Ele prossegue lembrando que a tecnologia “pode ser um poderoso amplificador da aprendizagem, mas apenas se os alunos estiverem equipados com as ferramentas cognitivas e metacognitivas para usá-la com sabedoria. Isso significa proteger o tempo para leitura no dia a dia escolar. Significa projetar plataformas de aprendizagem digital que recompensem a reflexão, não apenas a reação”.
O Pisa também destaca elementos como a falha das escolas, sobretudo dos países ricos, em se adaptar às transformações sociais mais recentes, de maneira que o modelo tradicional de ensino tem gerado desinteresse e falta de engajamento nos adolescentes.
Cabe salientar que, paradoxalmente, o relatório indica que foram os estudantes mais ricos que lideraram as quedas nas avaliações — possivelmente devido ao acesso mais fácil e amplo a dispositivos modernos e ferramentas pagas de IA, ficando mais exposto ao ciclo de distrações, desinteresse e imediatismo digital.
“Entre 2018 e 2025, o desempenho em leitura caiu em 3/4 dos sistemas educacionais com dados comparáveis, uma queda na OCDE de 25 pontos – o que corresponde a mais de um ano de aprendizado.
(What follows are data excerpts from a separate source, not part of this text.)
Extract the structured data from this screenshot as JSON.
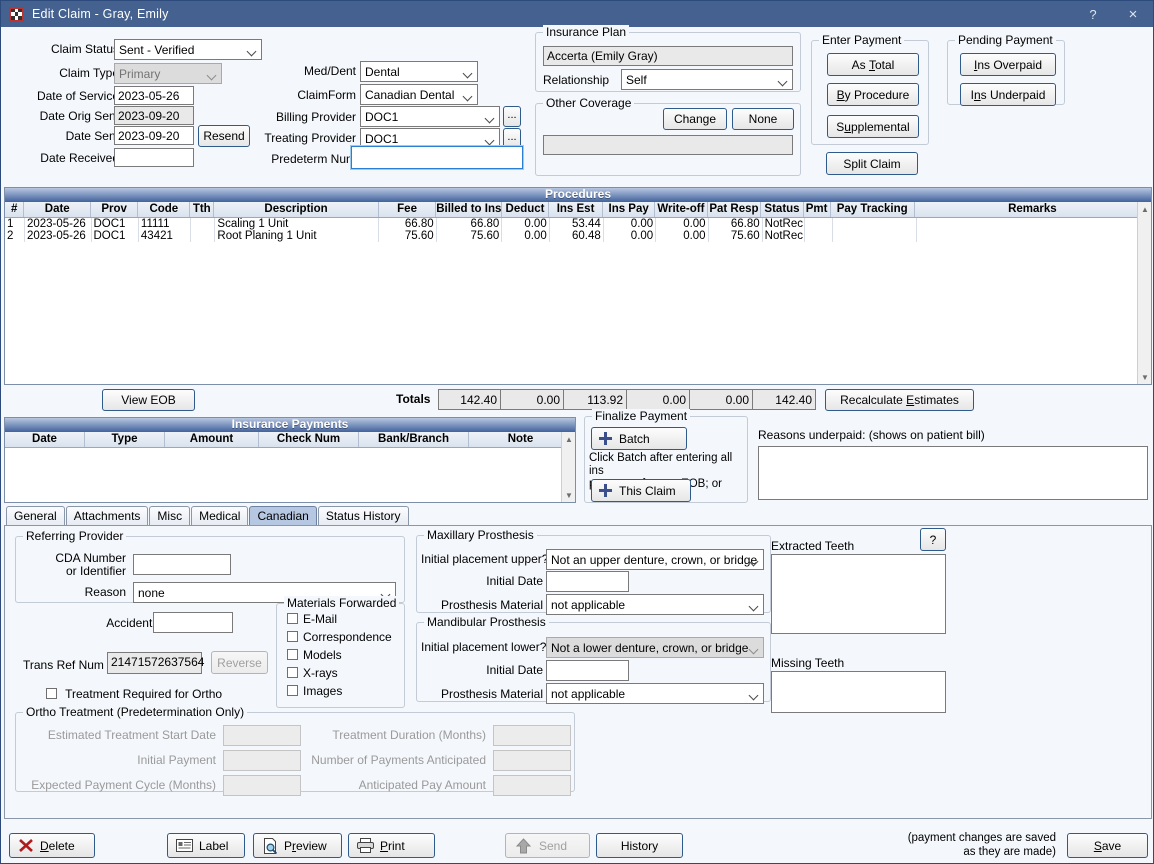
{
  "window": {
    "title": "Edit Claim - Gray, Emily",
    "help_label": "?",
    "close_label": "×",
    "icon": "app-grid-icon"
  },
  "claim": {
    "status_label": "Claim Status",
    "status_value": "Sent - Verified",
    "type_label": "Claim Type",
    "type_value": "Primary",
    "date_service_label": "Date of Service",
    "date_service_value": "2023-05-26",
    "date_orig_sent_label": "Date Orig Sent",
    "date_orig_sent_value": "2023-09-20",
    "date_sent_label": "Date Sent",
    "date_sent_value": "2023-09-20",
    "resend_label": "Resend",
    "date_received_label": "Date Received",
    "date_received_value": ""
  },
  "form": {
    "meddent_label": "Med/Dent",
    "meddent_value": "Dental",
    "claimform_label": "ClaimForm",
    "claimform_value": "Canadian Dental",
    "billing_provider_label": "Billing Provider",
    "billing_provider_value": "DOC1",
    "treating_provider_label": "Treating Provider",
    "treating_provider_value": "DOC1",
    "predeterm_label": "Predeterm Num",
    "predeterm_value": "",
    "ellipsis_label": "..."
  },
  "insurance_plan": {
    "caption": "Insurance Plan",
    "plan_value": "Accerta (Emily Gray)",
    "relationship_label": "Relationship",
    "relationship_value": "Self"
  },
  "other_coverage": {
    "caption": "Other Coverage",
    "change_label": "Change",
    "none_label": "None",
    "value": ""
  },
  "enter_payment": {
    "caption": "Enter Payment",
    "as_total_label": "As Total",
    "by_procedure_label": "By Procedure",
    "supplemental_label": "Supplemental",
    "split_claim_label": "Split Claim"
  },
  "pending_payment": {
    "caption": "Pending Payment",
    "ins_overpaid_label": "Ins Overpaid",
    "ins_underpaid_label": "Ins Underpaid"
  },
  "procedures": {
    "title": "Procedures",
    "columns": [
      "#",
      "Date",
      "Prov",
      "Code",
      "Tth",
      "Description",
      "Fee",
      "Billed to Ins",
      "Deduct",
      "Ins Est",
      "Ins Pay",
      "Write-off",
      "Pat Resp",
      "Status",
      "Pmt",
      "Pay Tracking",
      "Remarks"
    ],
    "rows": [
      {
        "num": "1",
        "date": "2023-05-26",
        "prov": "DOC1",
        "code": "11111",
        "tth": "",
        "description": "Scaling 1 Unit",
        "fee": "66.80",
        "billed": "66.80",
        "deduct": "0.00",
        "ins_est": "53.44",
        "ins_pay": "0.00",
        "write_off": "0.00",
        "pat_resp": "66.80",
        "status": "NotRec",
        "pmt": "",
        "pay_tracking": "",
        "remarks": ""
      },
      {
        "num": "2",
        "date": "2023-05-26",
        "prov": "DOC1",
        "code": "43421",
        "tth": "",
        "description": "Root Planing 1 Unit",
        "fee": "75.60",
        "billed": "75.60",
        "deduct": "0.00",
        "ins_est": "60.48",
        "ins_pay": "0.00",
        "write_off": "0.00",
        "pat_resp": "75.60",
        "status": "NotRec",
        "pmt": "",
        "pay_tracking": "",
        "remarks": ""
      }
    ]
  },
  "totals": {
    "view_eob_label": "View EOB",
    "label": "Totals",
    "values": [
      "142.40",
      "0.00",
      "113.92",
      "0.00",
      "0.00",
      "142.40"
    ],
    "recalculate_label": "Recalculate Estimates"
  },
  "insurance_payments": {
    "title": "Insurance Payments",
    "columns": [
      "Date",
      "Type",
      "Amount",
      "Check Num",
      "Bank/Branch",
      "Note"
    ],
    "rows": []
  },
  "finalize_payment": {
    "caption": "Finalize Payment",
    "batch_label": "Batch",
    "hint_line1": "Click Batch after entering all ins",
    "hint_line2": "payments for one EOB; or",
    "this_claim_label": "This Claim"
  },
  "reasons_underpaid": {
    "label": "Reasons underpaid:  (shows on patient bill)",
    "value": ""
  },
  "tabs": [
    {
      "label": "General",
      "active": false
    },
    {
      "label": "Attachments",
      "active": false
    },
    {
      "label": "Misc",
      "active": false
    },
    {
      "label": "Medical",
      "active": false
    },
    {
      "label": "Canadian",
      "active": true
    },
    {
      "label": "Status History",
      "active": false
    }
  ],
  "referring_provider": {
    "caption": "Referring Provider",
    "cda_label_line1": "CDA Number",
    "cda_label_line2": "or Identifier",
    "cda_value": "",
    "reason_label": "Reason",
    "reason_value": "none"
  },
  "accident": {
    "date_label": "Accident Date",
    "date_value": "",
    "trans_ref_label": "Trans Ref Num",
    "trans_ref_value": "21471572637564",
    "reverse_label": "Reverse",
    "ortho_required_label": "Treatment Required for Ortho",
    "ortho_required_checked": false
  },
  "materials_forwarded": {
    "caption": "Materials Forwarded",
    "items": [
      {
        "label": "E-Mail",
        "checked": false
      },
      {
        "label": "Correspondence",
        "checked": false
      },
      {
        "label": "Models",
        "checked": false
      },
      {
        "label": "X-rays",
        "checked": false
      },
      {
        "label": "Images",
        "checked": false
      }
    ]
  },
  "maxillary": {
    "caption": "Maxillary Prosthesis",
    "placement_label": "Initial placement upper?",
    "placement_value": "Not an upper denture, crown, or bridge",
    "initial_date_label": "Initial Date",
    "initial_date_value": "",
    "material_label": "Prosthesis Material",
    "material_value": "not applicable"
  },
  "mandibular": {
    "caption": "Mandibular Prosthesis",
    "placement_label": "Initial placement lower?",
    "placement_value": "Not a lower denture, crown, or bridge",
    "initial_date_label": "Initial Date",
    "initial_date_value": "",
    "material_label": "Prosthesis Material",
    "material_value": "not applicable"
  },
  "teeth": {
    "help_label": "?",
    "extracted_label": "Extracted Teeth",
    "extracted_value": "",
    "missing_label": "Missing Teeth",
    "missing_value": ""
  },
  "ortho": {
    "caption": "Ortho Treatment (Predetermination Only)",
    "start_date_label": "Estimated Treatment Start Date",
    "start_date_value": "",
    "initial_payment_label": "Initial Payment",
    "initial_payment_value": "",
    "payment_cycle_label": "Expected Payment Cycle (Months)",
    "payment_cycle_value": "",
    "duration_label": "Treatment Duration (Months)",
    "duration_value": "",
    "num_payments_label": "Number of Payments Anticipated",
    "num_payments_value": "",
    "anticipated_pay_label": "Anticipated Pay Amount",
    "anticipated_pay_value": ""
  },
  "footer": {
    "delete_label": "Delete",
    "label_label": "Label",
    "preview_label": "Preview",
    "print_label": "Print",
    "send_label": "Send",
    "history_label": "History",
    "note_line1": "(payment changes are saved",
    "note_line2": "as they are made)",
    "save_label": "Save"
  }
}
A maior surpresa é quem ficou mais para trás. Não foram os alunos mais desfavorecidos, mas sim aqueles de famílias ricas. Essa constatação aponta para um desafio muito mais amplo do que apenas a desigualdade”, diz Schleicher.
Na avaliação do diretor da OCDE, “o PISA nos diz que o mundo não está mais dividido em países ricos com ótimas escolas e países pobres com escolas fracas. Alguns dos progressos educacionais mais notáveis estão acontecendo agora em lugares com muito menos recursos. O Camboja, por exemplo, está iniciando o tipo de transformação educacional que outrora impulsionou economias como a Coreia e, mais recentemente, a China e o Vietnã para um caminho de crescimento econômico sustentado e prosperidade crescente”.
Ele reforça que “boas políticas e escolhas sábias de gastos são preditores muito mais fortes para o desempenho no Pisa do que apenas o quanto os países gastam por aluno: com US$ 288.521 por aluno, Luxemburgo é de longe o que mais gasta em educação, mas apresentou pontuações médias em ciências mais baixas do que Irlanda, França e Itália – todos os quais investiram menos da metade desse valor por aluno”.